Interview_Ex_Docs_Processor_ETL_2018

Programming Exercise The goal of this programming exercise is to give us insight in your coding level and style. Try to make your code well structured. Pay attention to:

  • SOLID design principles
  • Software design patterns
  • Clean, readable code
  • Unit tests for the critical sections of code Be able to explain and defend design decisions. Use case We regularly receive documents from an external system: weekly status reports, monthly overviews, detailed reports. Sometimes, these documents are plain text files, and sometimes they are xml files. We want to upload these documents to our database. However, before we upload them, we want to search and replace certain text phrases in the documents. Currently, we only want to search for specific text phrases, but we expect that we will want to be able to use a more flexible search in the future; patterns or wildcards or variables – we have not decided yet. We might also want to be able to perform multiple search / replace actions at once. Exercise Design and code a program that will allow us to search and replace text phrases in regular text documents and xml documents.
  • The program should be easy to maintain and extend, for instance to add a more flexible search method, or other file types.

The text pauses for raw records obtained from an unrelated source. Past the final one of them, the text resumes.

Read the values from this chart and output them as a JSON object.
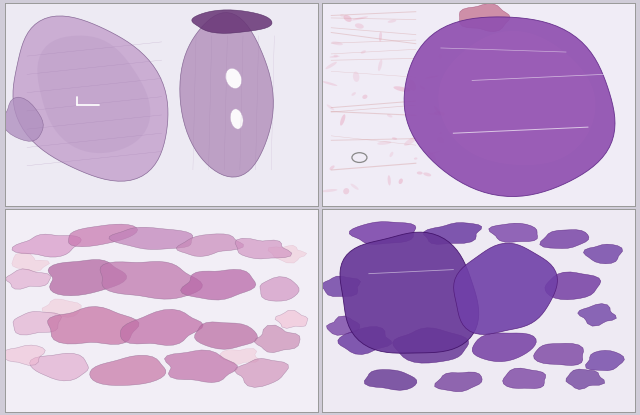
{
  "figure_width": 6.4,
  "figure_height": 4.15,
  "dpi": 100,
  "background_color": "#d0ccd8",
  "panel_bgs": [
    "#edeaf3",
    "#f0ecf6",
    "#f2eef6",
    "#eeeaf3"
  ]
}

  • Use a modern programming language, like Java or C#.
  • The program should be able to handle large files – think several gigabytes of data.
  • The program should use a predictable, limited amount of memory – think a few hundred megabytes of memory.
  • The input xml is always well formed. The output xml should also always be well formed.
  • In case of xml, at least the following tokens should be subject to search and replace: element names, attribute values, text nodes.
  • The program is not required to have any graphical user interface.
  • It is okay to handle errors (e.g. in user input) by throwing exceptions.
  • It is okay to determine file type by extension (txt or xml).
  • You may assume the data is plain ASCII.